O Superior Tribunal de Justiça decidiu, por unanimidade, negar o pedido da farmacêutica Novo Nordisk para estender a patente da semaglutida, o Ozempic, no Brasil. A decisão mantém o prazo original de validade, que expira em março de 2026. A substância é o princípio ativo de medicamentos como Ozempic e Rybelsus, usados no tratamento do diabetes tipo 2 e, cada vez mais, da obesidade.
O julgamento era acompanhado de perto pelo setor de saúde e pela indústria farmacêutica. Caso a prorrogação fosse aceita, a exclusividade poderia se estender até 2038, o que atrasaria por mais de uma década a chegada de versões genéricas ao mercado brasileiro.
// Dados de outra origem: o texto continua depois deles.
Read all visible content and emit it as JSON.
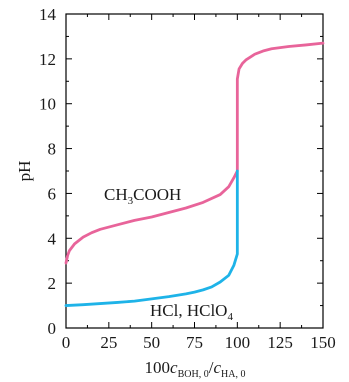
{
  "chart_data": {
    "type": "line",
    "xlim": [
      0,
      150
    ],
    "ylim": [
      0,
      14
    ],
    "x_ticks": [
      0,
      25,
      50,
      75,
      100,
      125,
      150
    ],
    "y_ticks": [
      0,
      2,
      4,
      6,
      8,
      10,
      12,
      14
    ],
    "ylabel": "pH",
    "xlabel": {
      "prefix": "100",
      "num_var": "c",
      "num_sub": "BOH, 0",
      "slash": "/",
      "den_var": "c",
      "den_sub": "HA, 0"
    },
    "grid": false,
    "series": [
      {
        "name": "CH3COOH",
        "label_parts": {
          "a": "CH",
          "sub": "3",
          "b": "COOH"
        },
        "color": "#e8649a",
        "points": [
          [
            0,
            2.9
          ],
          [
            1,
            3.25
          ],
          [
            2,
            3.45
          ],
          [
            5,
            3.75
          ],
          [
            10,
            4.05
          ],
          [
            15,
            4.25
          ],
          [
            20,
            4.4
          ],
          [
            30,
            4.6
          ],
          [
            40,
            4.8
          ],
          [
            50,
            4.95
          ],
          [
            60,
            5.15
          ],
          [
            70,
            5.35
          ],
          [
            80,
            5.6
          ],
          [
            90,
            5.95
          ],
          [
            95,
            6.3
          ],
          [
            98,
            6.7
          ],
          [
            100,
            7.0
          ],
          [
            100,
            11.1
          ],
          [
            101,
            11.55
          ],
          [
            103,
            11.8
          ],
          [
            105,
            11.95
          ],
          [
            110,
            12.2
          ],
          [
            115,
            12.35
          ],
          [
            120,
            12.45
          ],
          [
            130,
            12.55
          ],
          [
            140,
            12.62
          ],
          [
            150,
            12.7
          ]
        ]
      },
      {
        "name": "HCl, HClO4",
        "label_parts": {
          "a": "HCl, HClO",
          "sub": "4",
          "b": ""
        },
        "color": "#1eb3e8",
        "points": [
          [
            0,
            1.0
          ],
          [
            10,
            1.04
          ],
          [
            20,
            1.09
          ],
          [
            30,
            1.14
          ],
          [
            40,
            1.2
          ],
          [
            50,
            1.3
          ],
          [
            60,
            1.4
          ],
          [
            70,
            1.52
          ],
          [
            75,
            1.6
          ],
          [
            80,
            1.7
          ],
          [
            85,
            1.83
          ],
          [
            90,
            2.05
          ],
          [
            95,
            2.35
          ],
          [
            98,
            2.8
          ],
          [
            100,
            3.3
          ],
          [
            100,
            7.0
          ]
        ]
      }
    ]
  }
}
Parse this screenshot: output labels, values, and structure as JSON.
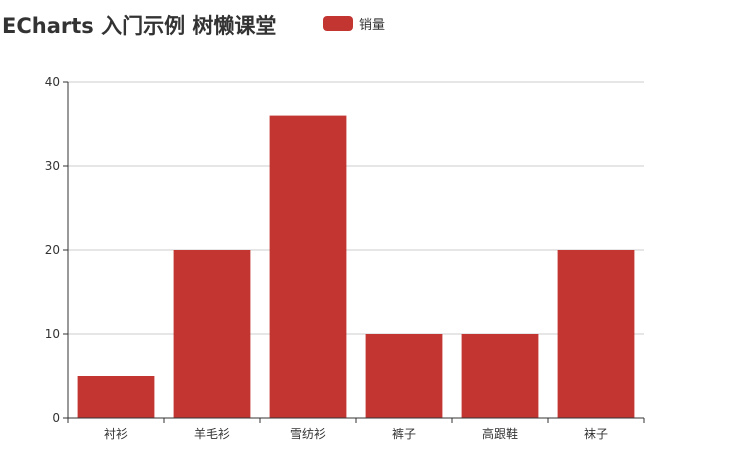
{
  "chart_data": {
    "type": "bar",
    "title": "ECharts 入门示例 树懒课堂",
    "categories": [
      "衬衫",
      "羊毛衫",
      "雪纺衫",
      "裤子",
      "高跟鞋",
      "袜子"
    ],
    "series": [
      {
        "name": "销量",
        "values": [
          5,
          20,
          36,
          10,
          10,
          20
        ]
      }
    ],
    "ylim": [
      0,
      40
    ],
    "yticks": [
      0,
      10,
      20,
      30,
      40
    ],
    "legend_position": "top-center",
    "grid": "horizontal",
    "colors": {
      "bar": "#c23531",
      "axis": "#333333",
      "grid": "#cccccc"
    }
  }
}
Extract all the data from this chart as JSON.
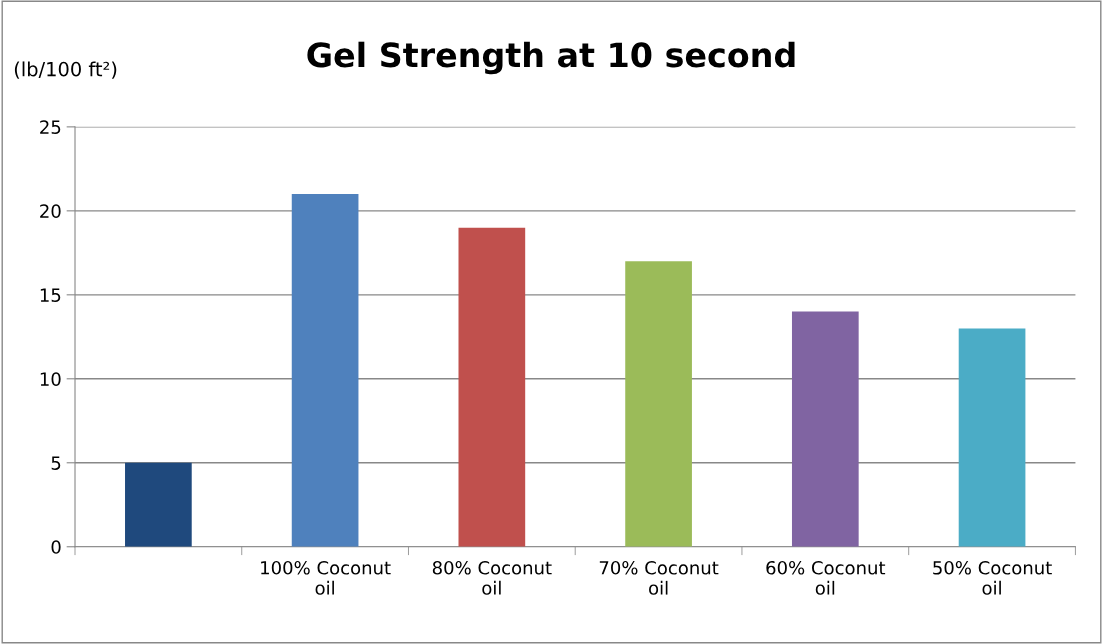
{
  "chart_data": {
    "type": "bar",
    "title": "Gel Strength at 10 second",
    "ylabel": "(lb/100 ft²)",
    "categories": [
      null,
      "100% Coconut oil",
      "80% Coconut oil",
      "70% Coconut oil",
      "60% Coconut oil",
      "50% Coconut oil"
    ],
    "values": [
      5,
      21,
      19,
      17,
      14,
      13
    ],
    "colors": [
      "#1f497d",
      "#4f81bd",
      "#c0504d",
      "#9bbb59",
      "#8064a2",
      "#4bacc6"
    ],
    "ylim": [
      0,
      25
    ],
    "yticks": [
      0,
      5,
      10,
      15,
      20,
      25
    ],
    "grid": "y"
  }
}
Por que a decisão do STJ é relevante
Na prática, o tribunal seguiu um entendimento já consolidado pelo Supremo Tribunal Federal. Desde 2021, o STF considera que não existe base legal para prorrogar patentes no país em razão de atrasos administrativos do Instituto Nacional da Propriedade Industrial. A legislação brasileira prevê 20 anos de proteção, sem mecanismos automáticos de compensação.
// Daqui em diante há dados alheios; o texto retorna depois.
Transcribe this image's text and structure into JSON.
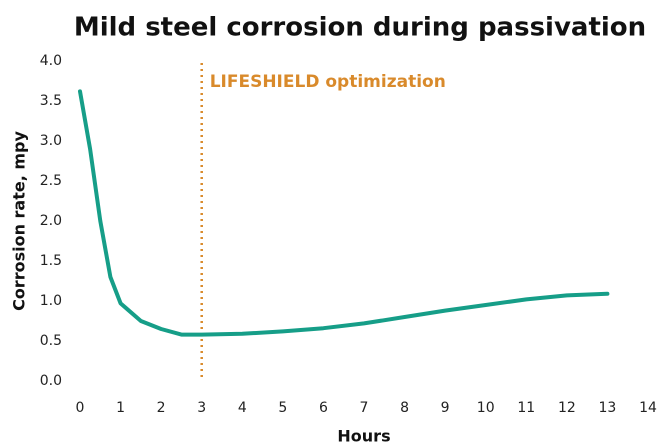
{
  "chart_data": {
    "type": "line",
    "title": "Mild steel corrosion during passivation",
    "x_label": "Hours",
    "y_label": "Corrosion rate, mpy",
    "annotation": {
      "text": "LIFESHIELD optimization",
      "x": 3,
      "color": "#d98a2b"
    },
    "x": [
      0,
      0.25,
      0.5,
      0.75,
      1,
      1.5,
      2,
      2.5,
      3,
      4,
      5,
      6,
      7,
      8,
      9,
      10,
      11,
      12,
      13
    ],
    "series": [
      {
        "name": "Corrosion rate",
        "color": "#169e88",
        "values": [
          3.62,
          2.9,
          2.0,
          1.3,
          0.97,
          0.75,
          0.65,
          0.58,
          0.58,
          0.59,
          0.62,
          0.66,
          0.72,
          0.8,
          0.88,
          0.95,
          1.02,
          1.07,
          1.09
        ]
      }
    ],
    "xlim": [
      0,
      14
    ],
    "xticks": [
      0,
      1,
      2,
      3,
      4,
      5,
      6,
      7,
      8,
      9,
      10,
      11,
      12,
      13,
      14
    ],
    "ylim": [
      0,
      4
    ],
    "yticks": [
      {
        "value": 0,
        "label": "0.0"
      },
      0.5,
      {
        "value": 1,
        "label": "1.0"
      },
      1.5,
      {
        "value": 2,
        "label": "2.0"
      },
      2.5,
      {
        "value": 3,
        "label": "3.0"
      },
      3.5,
      {
        "value": 4,
        "label": "4.0"
      }
    ],
    "grid": false
  }
}
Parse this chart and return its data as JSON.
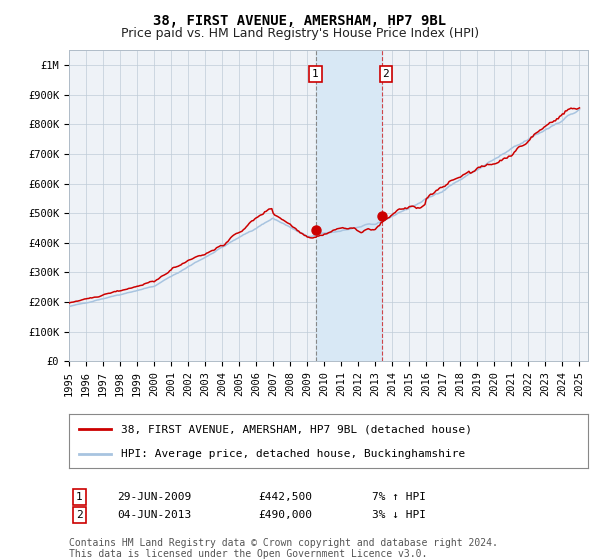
{
  "title": "38, FIRST AVENUE, AMERSHAM, HP7 9BL",
  "subtitle": "Price paid vs. HM Land Registry's House Price Index (HPI)",
  "ylim": [
    0,
    1050000
  ],
  "xlim_start": 1995.0,
  "xlim_end": 2025.5,
  "hpi_color": "#a8c4e0",
  "price_color": "#cc0000",
  "marker_color": "#cc0000",
  "background_color": "#eef2f7",
  "highlight_color": "#d8e8f5",
  "gridcolor": "#c0ccd8",
  "transaction1_date": 2009.49,
  "transaction1_price": 442500,
  "transaction2_date": 2013.42,
  "transaction2_price": 490000,
  "legend_line1": "38, FIRST AVENUE, AMERSHAM, HP7 9BL (detached house)",
  "legend_line2": "HPI: Average price, detached house, Buckinghamshire",
  "table_row1_num": "1",
  "table_row1_date": "29-JUN-2009",
  "table_row1_price": "£442,500",
  "table_row1_hpi": "7% ↑ HPI",
  "table_row2_num": "2",
  "table_row2_date": "04-JUN-2013",
  "table_row2_price": "£490,000",
  "table_row2_hpi": "3% ↓ HPI",
  "footnote": "Contains HM Land Registry data © Crown copyright and database right 2024.\nThis data is licensed under the Open Government Licence v3.0.",
  "title_fontsize": 10,
  "subtitle_fontsize": 9,
  "tick_fontsize": 7.5,
  "legend_fontsize": 8,
  "table_fontsize": 8,
  "footnote_fontsize": 7
}
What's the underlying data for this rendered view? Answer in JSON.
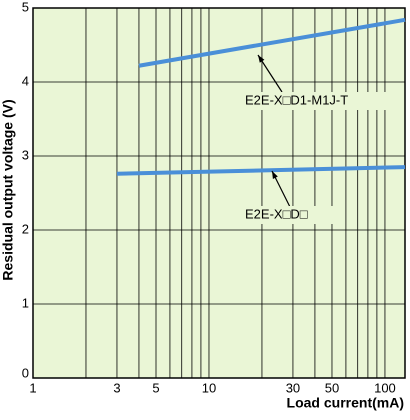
{
  "chart_data": {
    "type": "line",
    "xlabel": "Load current(mA)",
    "ylabel": "Residual output voltage (V)",
    "xscale": "log",
    "xlim": [
      1,
      130
    ],
    "ylim": [
      0,
      5
    ],
    "xticks": [
      1,
      3,
      5,
      10,
      30,
      50,
      100
    ],
    "xminor": [
      2,
      4,
      6,
      7,
      8,
      9,
      20,
      40,
      60,
      70,
      80,
      90
    ],
    "yticks": [
      0,
      1,
      2,
      3,
      4,
      5
    ],
    "grid": true,
    "background": "#eaf6d6",
    "series": [
      {
        "name": "E2E-X□D1-M1J-T",
        "color": "#4a8fd8",
        "x": [
          4,
          130
        ],
        "values": [
          4.22,
          4.84
        ]
      },
      {
        "name": "E2E-X□D□",
        "color": "#4a8fd8",
        "x": [
          3,
          130
        ],
        "values": [
          2.76,
          2.85
        ]
      }
    ]
  }
}
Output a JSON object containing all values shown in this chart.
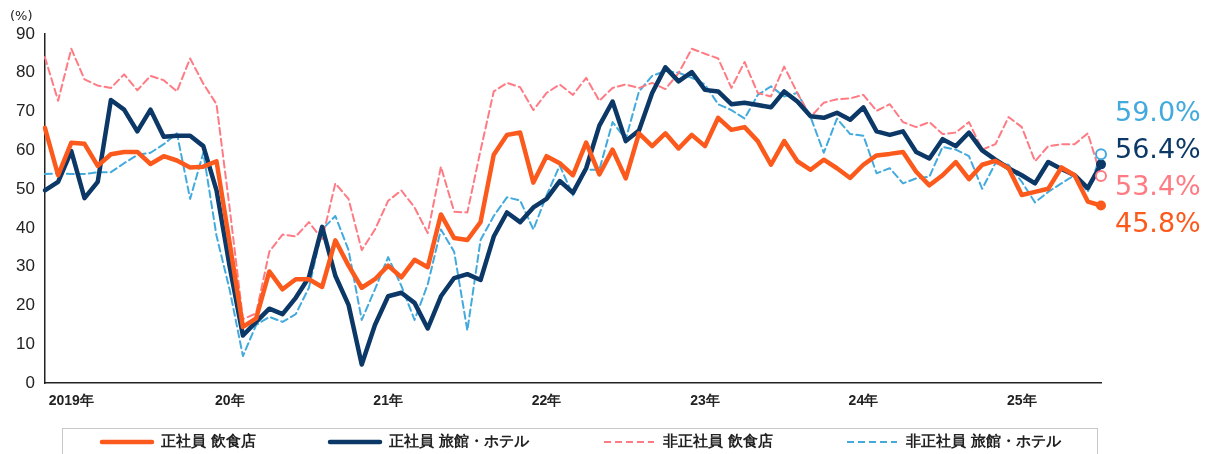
{
  "chart_data": {
    "type": "line",
    "ylabel": "(%)",
    "categories": [
      null,
      null,
      "2019年",
      null,
      null,
      null,
      null,
      null,
      null,
      null,
      null,
      null,
      null,
      null,
      "20年",
      null,
      null,
      null,
      null,
      null,
      null,
      null,
      null,
      null,
      null,
      null,
      "21年",
      null,
      null,
      null,
      null,
      null,
      null,
      null,
      null,
      null,
      null,
      null,
      "22年",
      null,
      null,
      null,
      null,
      null,
      null,
      null,
      null,
      null,
      null,
      null,
      "23年",
      null,
      null,
      null,
      null,
      null,
      null,
      null,
      null,
      null,
      null,
      null,
      "24年",
      null,
      null,
      null,
      null,
      null,
      null,
      null,
      null,
      null,
      null,
      null,
      "25年",
      null,
      null,
      null,
      null,
      null,
      null
    ],
    "ylim": [
      0,
      90
    ],
    "yticks": [
      0,
      10,
      20,
      30,
      40,
      50,
      60,
      70,
      80,
      90
    ],
    "legend": "bottom",
    "series": [
      {
        "name": "正社員 飲食店",
        "color": "#fc5a1c",
        "line_style": "solid",
        "values": [
          65.8,
          53.6,
          62,
          61.7,
          56,
          59,
          59.6,
          59.6,
          56.5,
          58.5,
          57.4,
          55.6,
          55.8,
          57.2,
          36,
          14.5,
          16.7,
          28.8,
          24.2,
          26.8,
          26.8,
          24.8,
          36.8,
          30.3,
          24.6,
          26.8,
          30.3,
          27.3,
          31.8,
          29.9,
          43.5,
          37.4,
          36.9,
          41.5,
          58.9,
          64,
          64.6,
          51.7,
          58.5,
          56.7,
          53.6,
          62,
          53.8,
          60.2,
          52.8,
          64.4,
          61.1,
          64.4,
          60.5,
          64,
          61.1,
          68.4,
          65.3,
          66,
          62.4,
          56.3,
          62.4,
          57.2,
          55,
          57.6,
          55.4,
          52.9,
          56.3,
          58.7,
          59.1,
          59.6,
          54.5,
          51,
          53.6,
          57,
          52.6,
          56.3,
          57.3,
          55.4,
          48.5,
          49.3,
          50.1,
          55.6,
          53.6,
          46.8,
          45.8
        ],
        "value_labels": [
          null,
          null,
          null,
          null,
          null,
          null,
          null,
          null,
          null,
          null,
          null,
          null,
          null,
          null,
          null,
          null,
          null,
          null,
          null,
          null,
          null,
          null,
          null,
          null,
          null,
          null,
          null,
          null,
          null,
          null,
          null,
          null,
          null,
          null,
          null,
          null,
          null,
          null,
          null,
          null,
          null,
          null,
          null,
          null,
          null,
          null,
          null,
          null,
          null,
          null,
          null,
          null,
          null,
          null,
          null,
          null,
          null,
          null,
          null,
          null,
          null,
          null,
          null,
          null,
          null,
          null,
          null,
          null,
          null,
          null,
          null,
          null,
          null,
          null,
          null,
          null,
          null,
          null,
          null,
          null,
          "45.8%"
        ]
      },
      {
        "name": "正社員 旅館・ホテル",
        "color": "#0b3866",
        "line_style": "solid",
        "values": [
          49.7,
          51.9,
          59.8,
          47.7,
          51.9,
          73,
          70.5,
          64.9,
          70.5,
          63.5,
          63.8,
          63.8,
          61.1,
          49.7,
          30,
          12.3,
          15.8,
          19.2,
          17.8,
          22,
          27.3,
          40.3,
          27.7,
          20.2,
          4.8,
          15,
          22.4,
          23.3,
          20.7,
          14.1,
          22.4,
          27.1,
          28.1,
          26.6,
          37.8,
          44,
          41.5,
          45.3,
          47.5,
          52.1,
          49.1,
          55.4,
          66.4,
          72.6,
          62.4,
          65.1,
          74.8,
          81.4,
          77.8,
          80.2,
          75.6,
          75.2,
          71.9,
          72.3,
          71.7,
          71.1,
          75.2,
          72.6,
          68.8,
          68.4,
          69.7,
          67.9,
          71.1,
          64.9,
          64,
          64.9,
          59.6,
          57.9,
          62.9,
          61.1,
          64.6,
          60,
          57.6,
          55.4,
          53.6,
          51.5,
          57,
          55.2,
          53.6,
          50.3,
          56.4
        ],
        "value_labels": [
          null,
          null,
          null,
          null,
          null,
          null,
          null,
          null,
          null,
          null,
          null,
          null,
          null,
          null,
          null,
          null,
          null,
          null,
          null,
          null,
          null,
          null,
          null,
          null,
          null,
          null,
          null,
          null,
          null,
          null,
          null,
          null,
          null,
          null,
          null,
          null,
          null,
          null,
          null,
          null,
          null,
          null,
          null,
          null,
          null,
          null,
          null,
          null,
          null,
          null,
          null,
          null,
          null,
          null,
          null,
          null,
          null,
          null,
          null,
          null,
          null,
          null,
          null,
          null,
          null,
          null,
          null,
          null,
          null,
          null,
          null,
          null,
          null,
          null,
          null,
          null,
          null,
          null,
          null,
          null,
          "56.4%"
        ]
      },
      {
        "name": "非正社員 飲食店",
        "color": "#ff7b84",
        "line_style": "dashed",
        "values": [
          84,
          72.8,
          86.2,
          78.3,
          76.7,
          76.1,
          79.6,
          75.5,
          79.2,
          78.1,
          75.2,
          83.7,
          77.2,
          71.9,
          45,
          16.5,
          18,
          33.9,
          38.3,
          37.8,
          41.5,
          37.1,
          51.5,
          47.5,
          34.3,
          39.6,
          47,
          49.7,
          45.3,
          38.7,
          55.8,
          44.2,
          44,
          60,
          75.2,
          77.4,
          76.3,
          70.4,
          74.8,
          77,
          74.3,
          78.7,
          72.8,
          76.1,
          77,
          76.1,
          77.4,
          75.8,
          79.9,
          86.2,
          84.9,
          83.7,
          76.1,
          82.8,
          74.8,
          73.9,
          81.6,
          74.8,
          68.6,
          72.3,
          73.2,
          73.4,
          74.3,
          70.2,
          71.9,
          67.3,
          66,
          67.3,
          64.2,
          64.6,
          67.3,
          60.2,
          61.6,
          68.6,
          66,
          57.2,
          61.1,
          61.6,
          61.6,
          64.4,
          53.4
        ],
        "value_labels": [
          null,
          null,
          null,
          null,
          null,
          null,
          null,
          null,
          null,
          null,
          null,
          null,
          null,
          null,
          null,
          null,
          null,
          null,
          null,
          null,
          null,
          null,
          null,
          null,
          null,
          null,
          null,
          null,
          null,
          null,
          null,
          null,
          null,
          null,
          null,
          null,
          null,
          null,
          null,
          null,
          null,
          null,
          null,
          null,
          null,
          null,
          null,
          null,
          null,
          null,
          null,
          null,
          null,
          null,
          null,
          null,
          null,
          null,
          null,
          null,
          null,
          null,
          null,
          null,
          null,
          null,
          null,
          null,
          null,
          null,
          null,
          null,
          null,
          null,
          null,
          null,
          null,
          null,
          null,
          null,
          "53.4%"
        ]
      },
      {
        "name": "非正社員 旅館・ホテル",
        "color": "#43aadd",
        "line_style": "dashed",
        "values": [
          53.9,
          54.1,
          53.9,
          53.9,
          54.4,
          54.4,
          56.7,
          58.8,
          59.4,
          61.6,
          64.4,
          47.5,
          59.4,
          38,
          24,
          7,
          15,
          17.1,
          15.8,
          17.8,
          24.6,
          39.6,
          43.1,
          34.3,
          16.3,
          24.2,
          32.5,
          25.1,
          16.3,
          25.5,
          39.6,
          33.9,
          13.6,
          36.9,
          43.1,
          47.9,
          47.1,
          39.6,
          48.4,
          56.1,
          48.4,
          55,
          55,
          67.3,
          62.9,
          75.2,
          79.2,
          80.5,
          80,
          78.7,
          77,
          71.9,
          70.4,
          68.2,
          74.3,
          76.5,
          73.9,
          74.8,
          68.6,
          59.4,
          68.2,
          64.2,
          63.8,
          54.1,
          55.4,
          51.5,
          52.8,
          53.2,
          60.9,
          60.2,
          58.5,
          50.1,
          56.7,
          56.3,
          51.9,
          46.6,
          49.3,
          51.5,
          53.6,
          49.3,
          59.0
        ],
        "value_labels": [
          null,
          null,
          null,
          null,
          null,
          null,
          null,
          null,
          null,
          null,
          null,
          null,
          null,
          null,
          null,
          null,
          null,
          null,
          null,
          null,
          null,
          null,
          null,
          null,
          null,
          null,
          null,
          null,
          null,
          null,
          null,
          null,
          null,
          null,
          null,
          null,
          null,
          null,
          null,
          null,
          null,
          null,
          null,
          null,
          null,
          null,
          null,
          null,
          null,
          null,
          null,
          null,
          null,
          null,
          null,
          null,
          null,
          null,
          null,
          null,
          null,
          null,
          null,
          null,
          null,
          null,
          null,
          null,
          null,
          null,
          null,
          null,
          null,
          null,
          null,
          null,
          null,
          null,
          null,
          null,
          "59.0%"
        ]
      }
    ]
  }
}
A Novo Nordisk alegava que o exame do pedido demorou além do razoável e que esse tempo deveria ser “devolvido” em forma de extensão. O STJ, no entanto, avaliou que esse tipo de ajuste não está previsto em lei e não pode ser aplicado por decisão judicial.
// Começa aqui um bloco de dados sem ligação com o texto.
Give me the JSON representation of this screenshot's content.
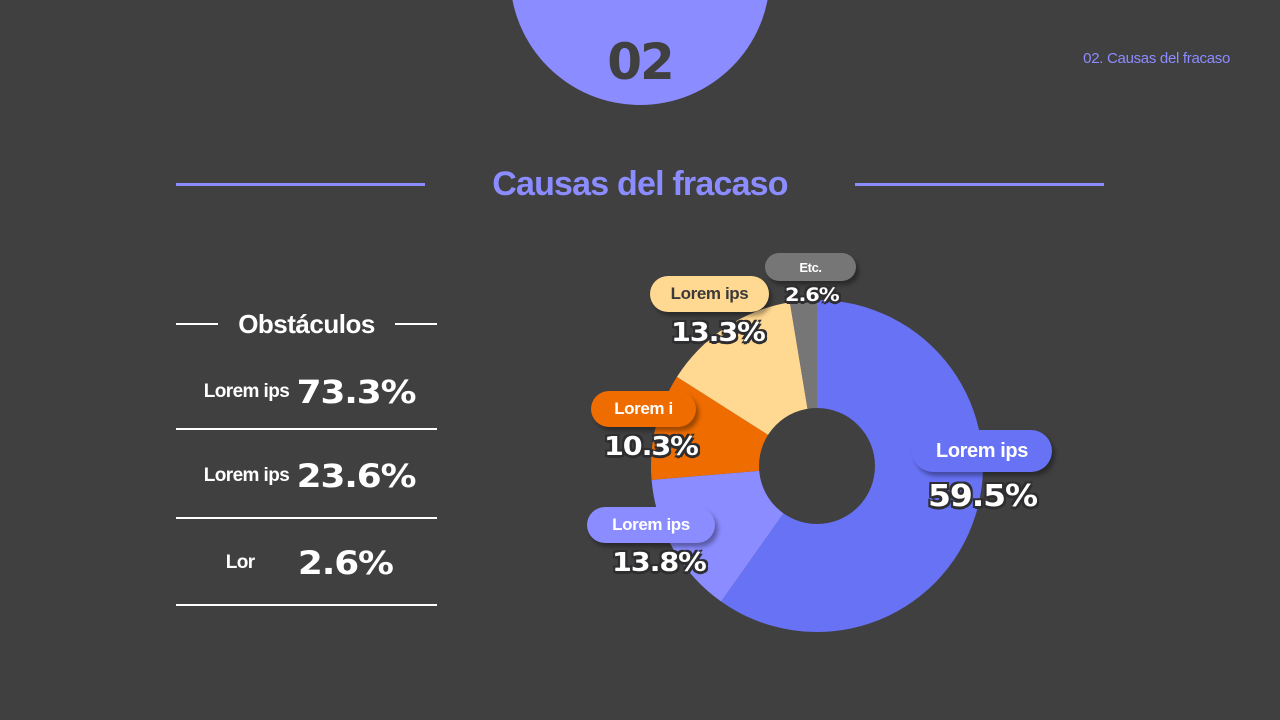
{
  "header": {
    "section_number": "02",
    "breadcrumb": "02. Causas del fracaso",
    "title": "Causas del fracaso",
    "accent_color": "#8b8cff",
    "background_color": "#414041"
  },
  "obstacles": {
    "title": "Obstáculos",
    "rows": [
      {
        "label": "Lorem ips",
        "value": "73.3%"
      },
      {
        "label": "Lorem ips",
        "value": "23.6%"
      },
      {
        "label": "Lor",
        "value": "2.6%"
      }
    ]
  },
  "chart_data": {
    "type": "pie",
    "subtype": "donut",
    "title": "",
    "start_angle": "12 o'clock, clockwise",
    "categories": [
      "Lorem ips",
      "Lorem ips",
      "Lorem i",
      "Lorem ips",
      "Etc."
    ],
    "values": [
      59.5,
      13.8,
      10.3,
      13.3,
      2.6
    ],
    "labels": [
      "59.5%",
      "13.8%",
      "10.3%",
      "13.3%",
      "2.6%"
    ],
    "colors": [
      "#6872f5",
      "#8b8cff",
      "#ef6c00",
      "#ffd892",
      "#767676"
    ],
    "legend": "none (callout pills per slice)"
  }
}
O que muda para pacientes e consumidores
Nada muda de forma imediata. A patente segue válida até março de 2026, o que significa que, até lá, apenas a Novo Nordisk pode comercializar medicamentos à base de semaglutida no país.
Depois desse prazo, o cenário tende a se transformar rapidamente. Laboratórios concorrentes já têm versões genéricas e similares em análise na Anvisa. Com mais opções no mercado, especialistas apontam que os preços podem cair em torno de 30% ou mais, a depender do nível de concorrência. Hoje, uma única caneta pode custar cerca de R$ 1 mil.
Atualmente, o Sistema Único de Saúde não oferece medicamentos específicos para o tratamento da obesidade. O custo elevado é o principal entrave. Segundo estimativas do Ministério da Saúde, a incorporação da semaglutida, nos valores atuais, poderia gerar um impacto anual de cerca de R$ 8 bilhões.
Com a entrada de genéricos mais baratos, esse cenário pode mudar. A pasta já pediu à Anvisa prioridade na análise de aproximadamente 20 pedidos envolvendo semaglutida e liraglutida. A ideia é garantir que, quando a patente cair, o mercado esteja preparado para ampliar a oferta e pressionar os preços para baixo.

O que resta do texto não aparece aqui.